Di quello che è utile/ di ciò che è necessario: vacanze, cose belle, mangiare male, cucire vestitini in raso.

Che cosa ti è necessario per sopravvivere?

Per me è correre, il tempo con gli amici, mangiare lo yoghurt e il Liuk, i concerti e vedere il mare.

 

Poi ci sono le cose utili.

Che, siamo sinceri, sono quelle che fanno la differenza.

L’ape con Carlo, il sushi con Simone, gli abbraccini del mio capo quando vede che sono ko.

Le canzoncine stonate cantate male per dire cose che altrimenti, a parole non saprei mai dire (tu -sì, TU che mi fai così arrabbiare- devi imparare un po’ a leggere tra le righe, però).

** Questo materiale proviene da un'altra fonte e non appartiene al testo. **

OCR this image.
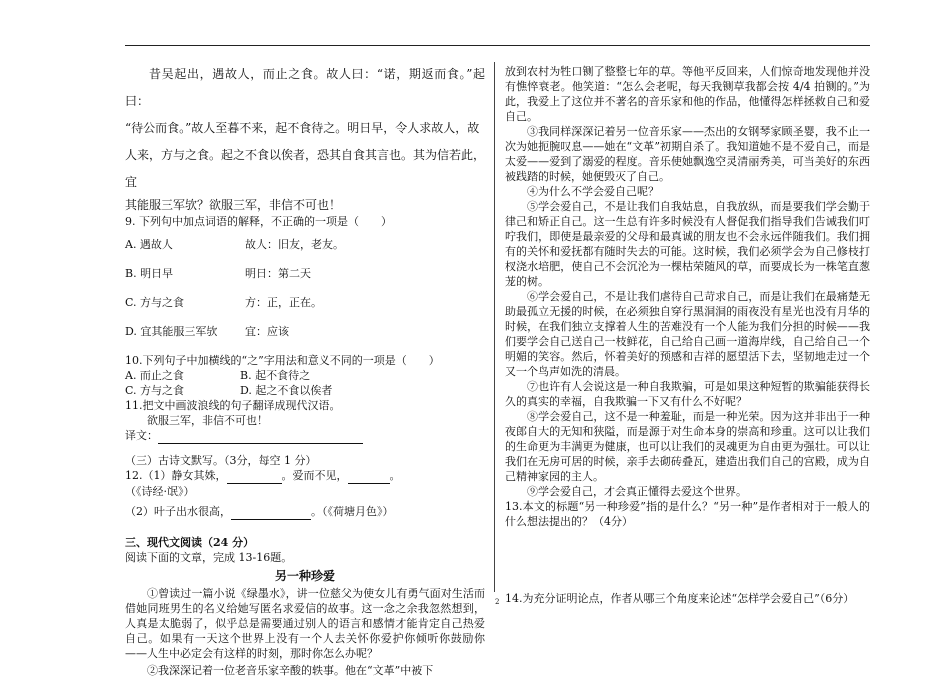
昔吴起出，遇故人，而止之食。故人曰：“诺，期返而食。”起曰：

“待公而食。”故人至暮不来，起不食待之。明日早，令人求故人，故

人来，方与之食。起之不食以俟者，恐其自食其言也。其为信若此，宜

其能服三军欤？欲服三军，非信不可也！

9. 下列句中加点词语的解释，不正确的一项是（　　）

A. 遇故人	故人：旧友，老友。

B. 明日早	明日：第二天

C. 方与之食	方：正，正在。

D. 宜其能服三军欤	宜：应该

10.下列句子中加横线的“之”字用法和意义不同的一项是（　　）

A. 而止之食	B. 起不食待之

C. 方与之食	D. 起之不食以俟者

11.把文中画波浪线的句子翻译成现代汉语。

欲服三军，非信不可也！

译文：

（三）古诗文默写。（3分，每空 1 分）

12.（1）静女其姝，	。爱而不见，	。

（《诗经·氓》）

（2）叶子出水很高，	。（《荷塘月色》）

三、现代文阅读（24 分）

阅读下面的文章，完成 13-16题。

另一种珍爱

①曾读过一篇小说《绿墨水》，讲一位慈父为使女儿有勇气面对生活而借她同班男生的名义给她写匿名求爱信的故事。这一念之余我忽然想到，人真是太脆弱了，似乎总是需要通过别人的语言和感情才能肯定自己热爱自己。如果有一天这个世界上没有一个人去关怀你爱护你倾听你鼓励你——人生中必定会有这样的时刻，那时你怎么办呢？

②我深深记着一位老音乐家辛酸的轶事。他在“文革”中被下

放到农村为牲口铡了整整七年的草。等他平反回来，人们惊奇地发现他并没有憔悴衰老。他笑道：“怎么会老呢，每天我铡草我都会按 4/4 拍铡的。”为此，我爱上了这位并不著名的音乐家和他的作品，他懂得怎样拯救自己和爱自己。

③我同样深深记着另一位音乐家——杰出的女钢琴家顾圣婴，我不止一次为她扼腕叹息——她在“文革”初期自杀了。我知道她不是不爱自己，而是太爱——爱到了溺爱的程度。音乐使她飘逸空灵清丽秀美，可当美好的东西被践踏的时候，她便毁灭了自己。

④为什么不学会爱自己呢？

⑤学会爱自己，不是让我们自我姑息，自我放纵，而是要我们学会勤于律己和矫正自己。这一生总有许多时候没有人督促我们指导我们告诫我们叮咛我们，即使是最亲爱的父母和最真诚的朋友也不会永远伴随我们。我们拥有的关怀和爱抚都有随时失去的可能。这时候，我们必须学会为自己修枝打杈浇水培肥，使自己不会沉沦为一棵枯荣随风的草，而要成长为一株笔直葱茏的树。

⑥学会爱自己，不是让我们虐待自己苛求自己，而是让我们在最痛楚无助最孤立无援的时候，在必须独自穿行黑洞洞的雨夜没有星光也没有月华的时候，在我们独立支撑着人生的苦难没有一个人能为我们分担的时候——我们要学会自己送自己一枝鲜花，自己给自己画一道海岸线，自己给自己一个明媚的笑容。然后，怀着美好的预感和吉祥的愿望活下去，坚韧地走过一个又一个鸟声如洗的清晨。

⑦也许有人会说这是一种自我欺骗，可是如果这种短暂的欺骗能获得长久的真实的幸福，自我欺骗一下又有什么不好呢？

⑧学会爱自己，这不是一种羞耻，而是一种光荣。因为这并非出于一种夜郎自大的无知和狭隘，而是源于对生命本身的崇高和珍重。这可以让我们的生命更为丰满更为健康，也可以让我们的灵魂更为自由更为强壮。可以让我们在无房可居的时候，亲手去砌砖叠瓦，建造出我们自己的宫殿，成为自己精神家园的主人。

⑨学会爱自己，才会真正懂得去爱这个世界。

13.本文的标题“另一种珍爱”指的是什么？“另一种”是作者相对于一般人的什么想法提出的？（4分）

14.为充分证明论点，作者从哪三个角度来论述“怎样学会爱自己”（6分）

2
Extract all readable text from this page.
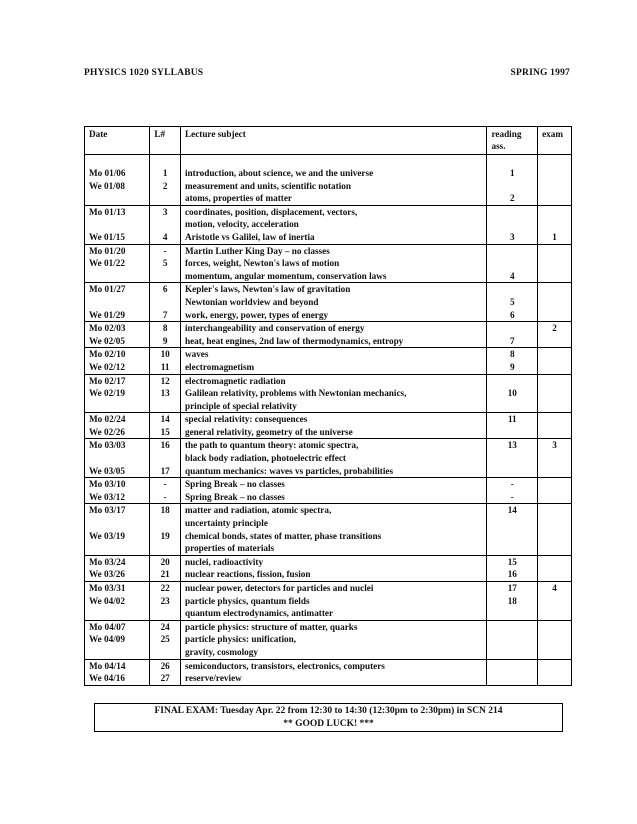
PHYSICS 1020 SYLLABUS	SPRING 1997
Date	L#	Lecture subject	reading ass.	exam

Mo 01/06	1	introduction, about science, we and the universe	1	
We 01/08	2	measurement and units, scientific notation		
		atoms, properties of matter	2	
Mo 01/13	3	coordinates, position, displacement, vectors,		
		motion, velocity, acceleration		
We 01/15	4	Aristotle vs Galilei, law of inertia	3	1
Mo 01/20	-	Martin Luther King Day – no classes		
We 01/22	5	forces, weight, Newton's laws of motion		
		momentum, angular momentum, conservation laws	4	
Mo 01/27	6	Kepler's laws, Newton's law of gravitation		
		Newtonian worldview and beyond	5	
We 01/29	7	work, energy, power, types of energy	6	
Mo 02/03	8	interchangeability and conservation of energy		2
We 02/05	9	heat, heat engines, 2nd law of thermodynamics, entropy	7	
Mo 02/10	10	waves	8	
We 02/12	11	electromagnetism	9	
Mo 02/17	12	electromagnetic radiation		
We 02/19	13	Galilean relativity, problems with Newtonian mechanics,	10	
		principle of special relativity		
Mo 02/24	14	special relativity: consequences	11	
We 02/26	15	general relativity, geometry of the universe		
Mo 03/03	16	the path to quantum theory: atomic spectra,	13	3
		black body radiation, photoelectric effect		
We 03/05	17	quantum mechanics: waves vs particles, probabilities		
Mo 03/10	-	Spring Break – no classes	-	
We 03/12	-	Spring Break – no classes	-	
Mo 03/17	18	matter and radiation, atomic spectra,	14	
		uncertainty principle		
We 03/19	19	chemical bonds, states of matter, phase transitions		
		properties of materials		
Mo 03/24	20	nuclei, radioactivity	15	
We 03/26	21	nuclear reactions, fission, fusion	16	
Mo 03/31	22	nuclear power, detectors for particles and nuclei	17	4
We 04/02	23	particle physics, quantum fields	18	
		quantum electrodynamics, antimatter		
Mo 04/07	24	particle physics: structure of matter, quarks		
We 04/09	25	particle physics: unification,		
		gravity, cosmology		
Mo 04/14	26	semiconductors, transistors, electronics, computers		
We 04/16	27	reserve/review		
FINAL EXAM: Tuesday Apr. 22 from 12:30 to 14:30 (12:30pm to 2:30pm) in SCN 214
** GOOD LUCK! ***
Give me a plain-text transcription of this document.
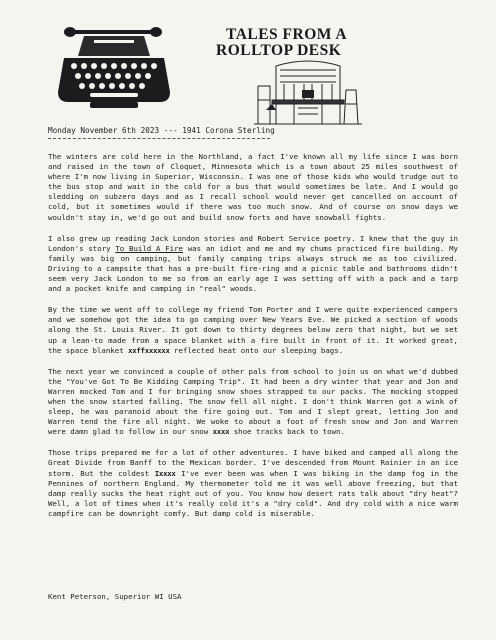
TALES FROM A
ROLLTOP DESK
Monday November 6th 2023 --- 1941 Corona Sterling

The winters are cold here in the Northland, a fact I've known all my life since I was born and raised in the town of Cloquet, Minnesota which is a town about 25 miles southwest of where I'm now living in Superior, Wisconsin. I was one of those kids who would trudge out to the bus stop and wait in the cold for a bus that would sometimes be late. And I would go sledding on subzero days and as I recall school would never get cancelled on account of cold, but it sometimes would if there was too much snow. And of course on snow days we wouldn't stay in, we'd go out and build snow forts and have snowball fights.

I also grew up reading Jack London stories and Robert Service poetry. I knew that the guy in London's story To Build A Fire was an idiot and me and my chums practiced fire building. My family was big on camping, but family camping trips always struck me as too civilized. Driving to a campsite that has a pre-built fire-ring and a picnic table and bathrooms didn't seem very Jack London to me so from an early age I was setting off with a pack and a tarp and a pocket knife and camping in "real" woods.

By the time we went off to college my friend Tom Porter and I were quite experienced campers and we somehow got the idea to go camping over New Years Eve. We picked a section of woods along the St. Louis River. It got down to thirty degrees below zero that night, but we set up a lean-to made from a space blanket with a fire built in front of it. It worked great, the space blanket xxffxxxxxx reflected heat onto our sleeping bags.

The next year we convinced a couple of other pals from school to join us on what we'd dubbed the "You've Got To Be Kidding Camping Trip". It had been a dry winter that year and Jon and Warren mocked Tom and I for bringing snow shoes strapped to our packs. The mocking stopped when the snow started falling. The snow fell all night. I don't think Warren got a wink of sleep, he was paranoid about the fire going out. Tom and I slept great, letting Jon and Warren tend the fire all night. We woke to about a foot of fresh snow and Jon and Warren were damn glad to follow in our snow xxxx shoe tracks back to town.

Those trips prepared me for a lot of other adventures. I have biked and camped all along the Great Divide from Banff to the Mexican border. I've descended from Mount Rainier in an ice storm. But the coldest Ixxxx I've ever been was when I was biking in the damp fog in the Pennines of northern England. My thermometer told me it was well above freezing, but that damp really sucks the heat right out of you. You know how desert rats talk about "dry heat"? Well, a lot of times when it's really cold it's a "dry cold". And dry cold with a nice warm campfire can be downright comfy. But damp cold is miserable.

Kent Peterson, Superior WI USA
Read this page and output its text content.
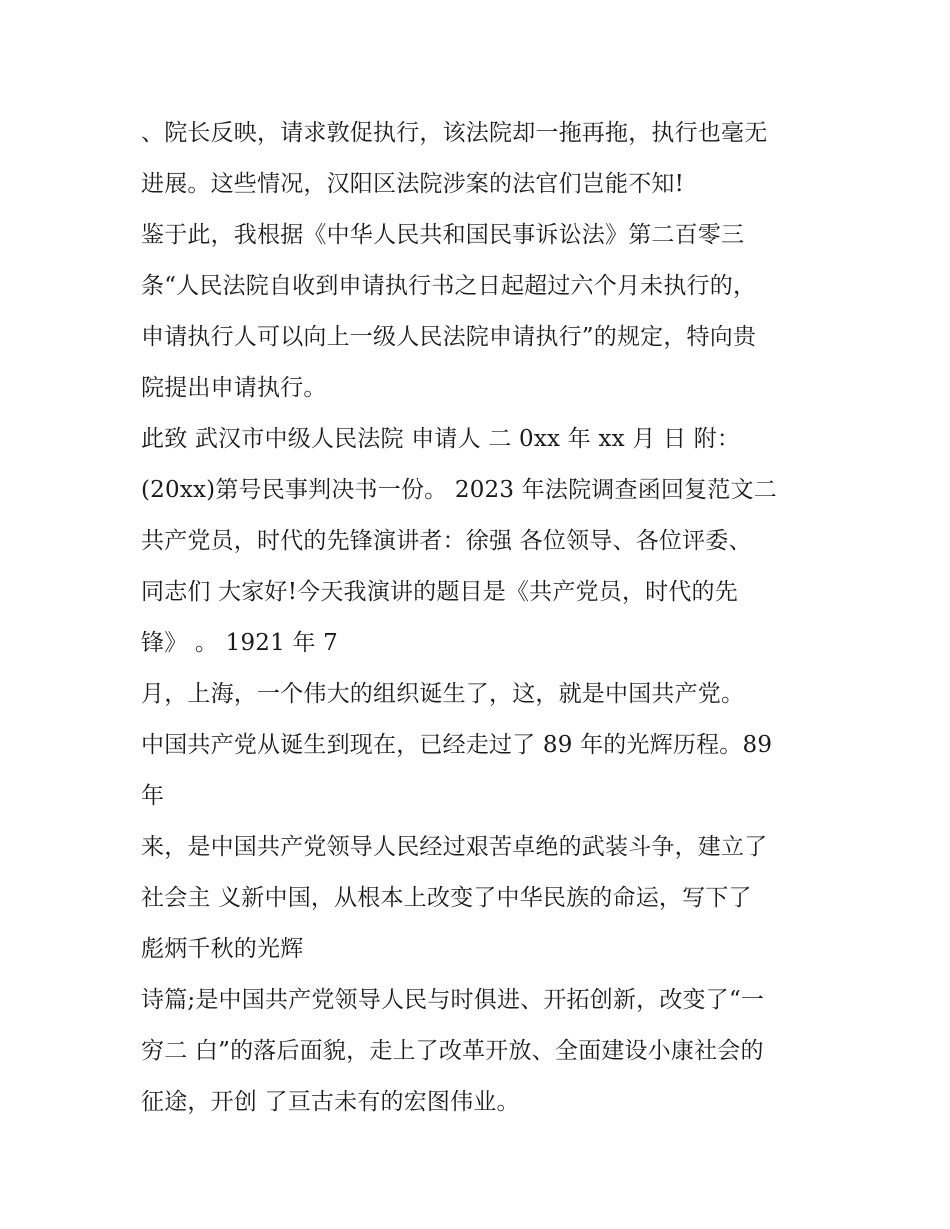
、院长反映，请求敦促执行，该法院却一拖再拖，执行也毫无
进展。这些情况，汉阳区法院涉案的法官们岂能不知!
鉴于此，我根据《中华人民共和国民事诉讼法》第二百零三
条“人民法院自收到申请执行书之日起超过六个月未执行的，
申请执行人可以向上一级人民法院申请执行”的规定，特向贵
院提出申请执行。
此致 武汉市中级人民法院 申请人 二 0xx 年 xx 月 日 附：
(20xx)第号民事判决书一份。 2023 年法院调查函回复范文二
共产党员，时代的先锋演讲者：徐强 各位领导、各位评委、
同志们 大家好!今天我演讲的题目是《共产党员，时代的先
锋》 。 1921 年 7
月，上海，一个伟大的组织诞生了，这，就是中国共产党。
中国共产党从诞生到现在，已经走过了 89 年的光辉历程。89
年
来，是中国共产党领导人民经过艰苦卓绝的武装斗争，建立了
社会主 义新中国，从根本上改变了中华民族的命运，写下了
彪炳千秋的光辉
诗篇;是中国共产党领导人民与时俱进、开拓创新，改变了“一
穷二 白”的落后面貌，走上了改革开放、全面建设小康社会的
征途，开创 了亘古未有的宏图伟业。
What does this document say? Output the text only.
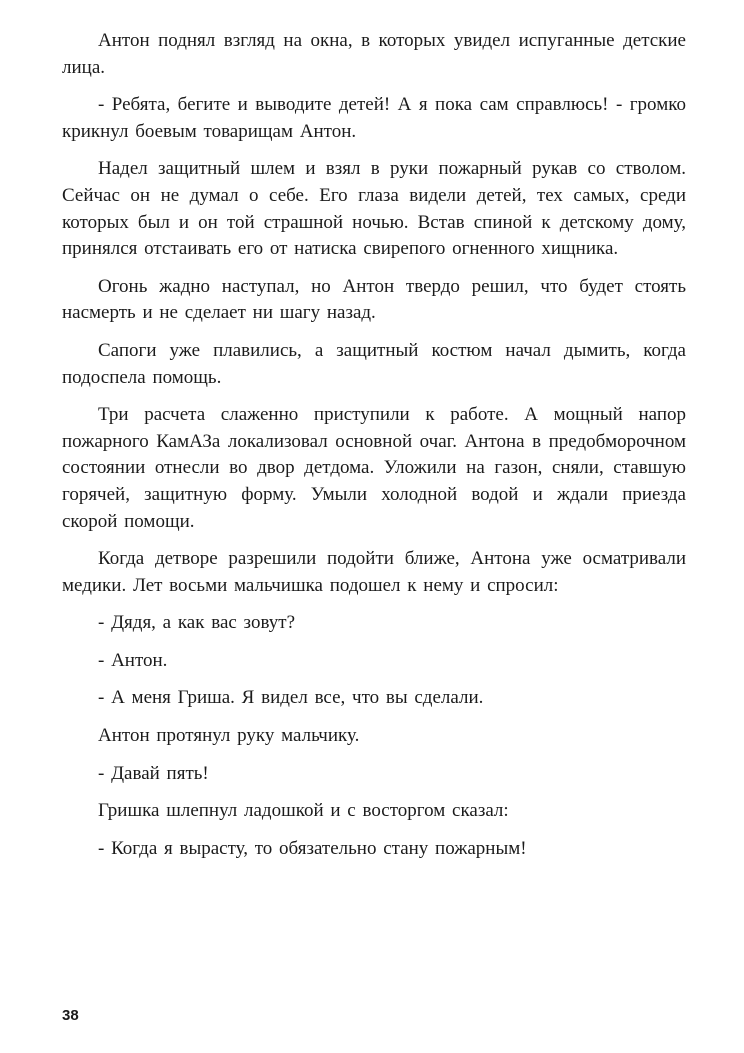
Антон поднял взгляд на окна, в которых увидел испуганные детские лица.

- Ребята, бегите и выводите детей! А я пока сам справлюсь! - громко крикнул боевым товарищам Антон.

Надел защитный шлем и взял в руки пожарный рукав со стволом. Сейчас он не думал о себе. Его глаза видели детей, тех самых, среди которых был и он той страшной ночью. Встав спиной к детскому дому, принялся отстаивать его от натиска свирепого огненного хищника.

Огонь жадно наступал, но Антон твердо решил, что будет стоять насмерть и не сделает ни шагу назад.

Сапоги уже плавились, а защитный костюм начал дымить, когда подоспела помощь.

Три расчета слаженно приступили к работе. А мощный напор пожарного КамАЗа локализовал основной очаг. Антона в предобморочном состоянии отнесли во двор детдома. Уложили на газон, сняли, ставшую горячей, защитную форму. Умыли холодной водой и ждали приезда скорой помощи.

Когда детворе разрешили подойти ближе, Антона уже осматривали медики. Лет восьми мальчишка подошел к нему и спросил:

- Дядя, а как вас зовут?

- Антон.

- А меня Гриша. Я видел все, что вы сделали.

Антон протянул руку мальчику.

- Давай пять!

Гришка шлепнул ладошкой и с восторгом сказал:

- Когда я вырасту, то обязательно стану пожарным!

38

I vestitini leggeri estivi, quelli che ti inventi e sai già che sono un po’ sbagliati, e non ti convincono, e poi qualcuno ti dice che stai bene e allora li metti lo stesso.

La foto di un lago a caso, mandata in una sera a caso da una persona non-a-caso che ti dice “Ho voglia di vederti”.

La parte noiosa con la costruzione del vestito.

Per la psicoterapia ci rivediamo a settembre (ciao Psy che sei in maternità, torna, per favore).

Se parliamo più o meno seriamente del vestito, il cartamodello è sempre questo.

Visto che mi sono invasata con quelle robe che vanno di moda quest’estate (i retro tutti laccetti- elastichini- spazi vuoti), ho provato ad adattare un abito senza cerniere all’idea della schiena nuda. Non riuscitissimo, lo so.

Tra l’altro, cci avevo già provato con dubbia fortuna qui (Madonna quanti anni sono passati?!!).

Recidiva, insomma.

Il pezzo del giorno.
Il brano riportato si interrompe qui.